Saturday, April 23, 2011

Indra Sinha, Animal's People

This was my first novel in about three months, didn't blog about the last few, so, I wanted to read something I'd love. Something that would make me rush through my next novel. Rush through its pages so hurriedly that the friction between fiction and my vision would, literally, sear the book's pages. Animal's People was no such book for me.

In the last few years of my reading, I have enjoyed certain aspects of fiction: description of locales, characterization, the story, to name a few. For example, The Inheritance of Loss, despite its familiar storyline, put me in Kalimpong; The White Tiger made me a driver driven to murder; The Satanic Verses had the convoluted yet enjoyable storyline. Of course, there are always Tom McCarthy and David Mitchell who try to push the limitations of fictional writing and I have liked their books too. Indra Sinha's Animal's People, shortlisted for the 2007 Booker Prize, fails in creating Khaufpur and builds trite characters to tell a hackneyed story without employing any noticeable new techniques of writing fiction. Having finished the book I can't navigate Khaufpur in my head; apart from Animal I don't feel anything for the characters; the story I have almost forgotten. Most books in my blog, even ones that I haven't discussed here, are from Booker Prize lists and this is my least favorite of all such books.

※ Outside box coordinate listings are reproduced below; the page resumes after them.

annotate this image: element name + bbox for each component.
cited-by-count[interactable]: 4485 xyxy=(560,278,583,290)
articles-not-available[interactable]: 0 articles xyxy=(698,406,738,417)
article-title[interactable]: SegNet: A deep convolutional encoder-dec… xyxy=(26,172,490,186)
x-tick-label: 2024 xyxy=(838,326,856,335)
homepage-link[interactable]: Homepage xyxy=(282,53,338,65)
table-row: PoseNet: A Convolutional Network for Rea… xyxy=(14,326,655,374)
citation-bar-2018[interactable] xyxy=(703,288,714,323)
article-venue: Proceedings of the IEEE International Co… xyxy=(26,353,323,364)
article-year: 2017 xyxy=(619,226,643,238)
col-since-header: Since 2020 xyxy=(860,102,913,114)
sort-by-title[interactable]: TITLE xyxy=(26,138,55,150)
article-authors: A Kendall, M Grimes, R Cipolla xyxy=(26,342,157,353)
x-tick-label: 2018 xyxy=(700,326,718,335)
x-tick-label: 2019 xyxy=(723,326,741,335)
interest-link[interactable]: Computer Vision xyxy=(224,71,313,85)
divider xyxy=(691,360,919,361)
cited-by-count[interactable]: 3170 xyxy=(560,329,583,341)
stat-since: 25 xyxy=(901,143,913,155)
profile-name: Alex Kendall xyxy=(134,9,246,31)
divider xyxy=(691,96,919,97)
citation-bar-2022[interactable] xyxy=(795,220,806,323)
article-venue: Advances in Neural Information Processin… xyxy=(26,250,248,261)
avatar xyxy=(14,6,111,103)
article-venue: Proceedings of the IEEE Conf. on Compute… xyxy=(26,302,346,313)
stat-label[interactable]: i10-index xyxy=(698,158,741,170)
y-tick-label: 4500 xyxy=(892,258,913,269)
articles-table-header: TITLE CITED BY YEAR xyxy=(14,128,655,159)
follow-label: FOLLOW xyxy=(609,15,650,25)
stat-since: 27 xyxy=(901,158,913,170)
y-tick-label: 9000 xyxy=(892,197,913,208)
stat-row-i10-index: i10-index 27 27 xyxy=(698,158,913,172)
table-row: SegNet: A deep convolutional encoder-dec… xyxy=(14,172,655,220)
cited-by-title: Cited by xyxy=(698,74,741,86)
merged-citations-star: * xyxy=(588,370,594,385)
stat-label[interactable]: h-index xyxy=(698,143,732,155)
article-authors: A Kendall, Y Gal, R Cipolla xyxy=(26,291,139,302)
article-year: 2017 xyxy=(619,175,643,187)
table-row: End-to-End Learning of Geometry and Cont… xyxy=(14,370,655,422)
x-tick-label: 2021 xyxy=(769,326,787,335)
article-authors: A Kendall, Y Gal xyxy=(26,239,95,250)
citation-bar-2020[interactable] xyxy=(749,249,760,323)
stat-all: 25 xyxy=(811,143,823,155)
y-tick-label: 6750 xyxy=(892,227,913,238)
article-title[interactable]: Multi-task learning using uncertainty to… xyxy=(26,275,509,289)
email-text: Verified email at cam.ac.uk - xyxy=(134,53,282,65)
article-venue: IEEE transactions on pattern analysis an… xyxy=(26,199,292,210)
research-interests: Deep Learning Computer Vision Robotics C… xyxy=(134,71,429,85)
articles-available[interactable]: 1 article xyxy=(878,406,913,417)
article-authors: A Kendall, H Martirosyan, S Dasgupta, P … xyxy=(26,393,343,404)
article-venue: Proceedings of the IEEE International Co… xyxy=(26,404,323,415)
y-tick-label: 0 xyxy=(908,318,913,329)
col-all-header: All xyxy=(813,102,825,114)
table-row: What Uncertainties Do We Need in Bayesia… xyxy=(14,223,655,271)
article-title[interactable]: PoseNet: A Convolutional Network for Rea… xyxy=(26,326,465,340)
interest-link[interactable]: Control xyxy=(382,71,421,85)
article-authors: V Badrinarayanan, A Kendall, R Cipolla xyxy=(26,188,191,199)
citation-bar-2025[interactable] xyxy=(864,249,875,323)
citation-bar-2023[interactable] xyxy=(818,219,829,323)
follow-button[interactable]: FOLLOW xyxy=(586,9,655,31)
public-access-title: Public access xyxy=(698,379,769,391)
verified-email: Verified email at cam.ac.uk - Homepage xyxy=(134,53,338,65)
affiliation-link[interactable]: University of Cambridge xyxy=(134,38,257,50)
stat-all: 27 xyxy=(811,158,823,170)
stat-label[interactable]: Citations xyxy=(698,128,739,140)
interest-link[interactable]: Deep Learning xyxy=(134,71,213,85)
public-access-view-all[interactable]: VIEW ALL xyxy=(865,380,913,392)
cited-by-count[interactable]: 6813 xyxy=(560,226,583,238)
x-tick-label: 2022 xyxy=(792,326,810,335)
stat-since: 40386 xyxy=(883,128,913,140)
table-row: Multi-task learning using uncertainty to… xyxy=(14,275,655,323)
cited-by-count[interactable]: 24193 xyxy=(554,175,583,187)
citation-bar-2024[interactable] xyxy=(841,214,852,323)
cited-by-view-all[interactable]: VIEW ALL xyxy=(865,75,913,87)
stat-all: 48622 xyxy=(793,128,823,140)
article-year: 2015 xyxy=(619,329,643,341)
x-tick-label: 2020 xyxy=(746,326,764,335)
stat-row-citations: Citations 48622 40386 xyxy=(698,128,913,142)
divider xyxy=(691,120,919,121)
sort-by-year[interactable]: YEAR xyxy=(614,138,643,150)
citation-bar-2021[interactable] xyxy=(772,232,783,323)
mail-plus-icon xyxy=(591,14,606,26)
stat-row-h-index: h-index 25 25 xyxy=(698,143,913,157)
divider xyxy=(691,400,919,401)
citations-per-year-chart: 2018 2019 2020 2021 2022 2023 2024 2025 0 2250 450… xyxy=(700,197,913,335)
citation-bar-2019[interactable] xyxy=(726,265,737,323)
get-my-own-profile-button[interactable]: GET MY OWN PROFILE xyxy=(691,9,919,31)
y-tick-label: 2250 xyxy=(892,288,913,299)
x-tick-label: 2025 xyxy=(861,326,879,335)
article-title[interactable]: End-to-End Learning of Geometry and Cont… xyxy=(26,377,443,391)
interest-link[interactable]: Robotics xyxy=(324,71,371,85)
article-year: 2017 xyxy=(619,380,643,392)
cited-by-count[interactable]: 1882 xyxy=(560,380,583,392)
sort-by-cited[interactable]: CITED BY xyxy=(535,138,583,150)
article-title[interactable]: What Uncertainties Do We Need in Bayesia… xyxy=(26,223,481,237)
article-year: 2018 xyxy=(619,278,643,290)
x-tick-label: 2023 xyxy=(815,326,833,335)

The first forty or so pages I was impressed, Kakadu shorts, Zafar, Nisha, Pandit Somraj, "Namispond! Jamispond!", Elli ......... it was the introduction of Elli where the book started sliding downhill. The set-up of the novel promised plenty, but neither does it do anything magical to conclude nor does it root itself to simplicity to deliver a convincing end. Salman Rushdie goes berserk to conclude Midnight's Children, remember Salim Sinai being used as a dog on all fours for his super sense of smell (feeling much like Animal here), and Aravind Adiga takes The White Tiger to its logical conclusion: subversion to servitude by murder and thieving. Indra Sinha doesn't do either. Me, I was only interested as long as Animal was talking about his XXXL-sized lund and other such primal instincts. I enjoyed all the swearing and cursing; there is a brave, am yet to read a book that does this, description of the female genitalia, so ..... what can I say except ...... flowery. In some way I sympathized with Animal's casual philosophy towards Zafar, Nisha and Somraj's activism. The conclusion to the novel says, I believe, that the author feels the same way. Perhaps Animal is not inspired from Sunny, as the author claims, but Sinha's own feelings towards the situation.

Indians writing in Inglis, I love to read them. Perhaps it's because I am not in India now. Perhaps its also because I can't read any regional Indian language. I have read R.K. Narayan, Salman Rushdie, Jhumpa Lahiri, Kiran Desai, Amitav Ghosh, Aravind Adiga; I liked them. I know there's Mulk Raj Anand (incidentally a friend of Indra Sinha), Arundhati Roy, Anita Desai, Raja Rao, Suketu Mehta, Vikram Seth and other writers to read. Yet I hunted for this book, looking through the Booker Prize shortlists. I didn't just come across it randomly. So, I was looking forward to this book. I didn't like it despite wanting to.

The novel, close to its finish, says something like, "in the end, humor alone can take us through tragedy." Alas, the humor failed collectively, quantitatively and qualitatively, to save the tragedy called Animal's People.